UNA FORMIDABILE OCCASIONE DI RADICALE RISTRUTTURAZIONE DI IMPRESE E PRODUZIONI
E anche la recessione violenta in arrivo, è una cosa buona o cattiva? Certamente vuol dire milioni di persone che perdono il lavoro, altrettanti milioni di attività economiche minori costrette a chiudere, interi settori in crisi – come il turismo, gli alberghi, i ristoranti, le crociere, le palestre, cinema e teatri – che avranno bisogno di tempo per riprendersi. Ma anche una formidabile occasione di quella che una volta si chiamava ristrutturazione industriale per le imprese, soprattutto le più grandi, con colossali pulizie di bilancio, taglio di costi e rami secchi, innovazione tecnologica, lancio di nuovi prodotti e servizi, etc, etc, etc. Prendiamo due estremi, dall’America, dove tutto succede prima e più velocemente. Nella seconda metà di marzo ben 16 milioni di americani hanno chiesto il sussidio di disoccupazione, perché hanno perso il lavoro, immaginiamo soprattutto nella GIG Economy. Ma nei quattro giorni prima di Pasqua Wall Street ha incassato la miglior settimana da 45 anni.

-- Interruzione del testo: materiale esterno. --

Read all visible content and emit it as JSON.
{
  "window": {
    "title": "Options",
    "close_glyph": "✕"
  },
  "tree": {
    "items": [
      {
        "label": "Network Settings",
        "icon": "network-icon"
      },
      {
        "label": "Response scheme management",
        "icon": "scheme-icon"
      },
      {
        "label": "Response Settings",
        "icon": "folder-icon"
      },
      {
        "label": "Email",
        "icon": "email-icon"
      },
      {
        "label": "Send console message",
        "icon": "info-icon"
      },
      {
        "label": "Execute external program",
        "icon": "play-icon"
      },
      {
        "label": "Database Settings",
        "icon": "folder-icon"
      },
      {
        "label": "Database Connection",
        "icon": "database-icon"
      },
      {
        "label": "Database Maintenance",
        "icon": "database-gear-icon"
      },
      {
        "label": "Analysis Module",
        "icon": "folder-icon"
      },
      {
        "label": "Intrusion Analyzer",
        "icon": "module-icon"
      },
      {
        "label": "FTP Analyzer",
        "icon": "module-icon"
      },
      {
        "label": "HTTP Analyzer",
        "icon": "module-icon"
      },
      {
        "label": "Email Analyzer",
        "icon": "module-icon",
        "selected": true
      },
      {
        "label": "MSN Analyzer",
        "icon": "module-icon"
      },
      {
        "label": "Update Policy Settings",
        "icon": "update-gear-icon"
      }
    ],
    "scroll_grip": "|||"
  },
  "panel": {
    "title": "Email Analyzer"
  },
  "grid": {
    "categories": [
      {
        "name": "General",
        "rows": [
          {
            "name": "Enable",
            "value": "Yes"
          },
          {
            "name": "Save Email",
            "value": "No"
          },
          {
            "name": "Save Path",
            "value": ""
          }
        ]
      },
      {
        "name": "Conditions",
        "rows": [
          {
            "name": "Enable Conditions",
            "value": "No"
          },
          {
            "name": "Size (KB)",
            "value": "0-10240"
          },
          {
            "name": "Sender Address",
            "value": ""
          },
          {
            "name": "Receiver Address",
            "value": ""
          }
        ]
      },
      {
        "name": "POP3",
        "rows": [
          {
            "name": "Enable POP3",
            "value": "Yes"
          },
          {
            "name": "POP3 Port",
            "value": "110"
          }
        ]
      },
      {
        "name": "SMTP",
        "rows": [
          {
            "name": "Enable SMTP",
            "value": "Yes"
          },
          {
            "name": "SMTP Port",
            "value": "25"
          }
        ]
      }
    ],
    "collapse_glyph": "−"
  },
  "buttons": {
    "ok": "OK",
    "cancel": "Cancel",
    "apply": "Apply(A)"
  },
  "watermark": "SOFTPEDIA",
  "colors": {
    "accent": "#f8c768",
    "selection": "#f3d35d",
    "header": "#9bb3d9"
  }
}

LA NUOVA ERA ECONOMICA POTREBBE ESSERE UN PROBLEMA PER I PAESI EMERGENTI
Una delle cose che si possono intravvedere in questo futuro in cui il virus ci sta sparando è il capovolgimento di un altro paradigma globalmente accettato, vale a dire che il futuro fosse nelle Economie Emergenti, con popolazioni giovani e una classe media in crescita che si preparavano a sorpassare quelle sviluppate appesantite da una popolazione invecchiata e da consumi sempre più stanchi. E’ possibile che l’economia dei paesi avanzati nel dopo virus sia molto meno consumatrice di materie prime, a cominciare dal petrolio, e molto meno basata sulla mobilità fisica di milioni di persone che si spostano ogni giorno per decine di chilometri da casa al lavoro e ritorno. E magari un’economia che al posto dei dazi di Trump alzerà invece barriere sanitarie al movimento di persone e merci, molto più difficili da contestare con gli argomenti del libero mercato e della globalizzazione necessaria. E infine un’economia dove la tecnologia la fa da padrona, con le chiavi del motore produttivo in mano ai giganti americani dell’high tech che diventeranno ancora più giganteschi. Sembra uno scenario in cui lo spazio per continuare a emergere per i paesi emergenti sia abbastanza ridotto.
UN FUTURO NON PREVISTO DAL COPIONE
Governi e autorità economiche e monetarie, in America e anche in Europa, stanno facendo uno sforzo immane per riportarci dove eravamo prima del virus, che invece forse ci sta sparando in un futuro non previsto dal copione scritto dai think thank.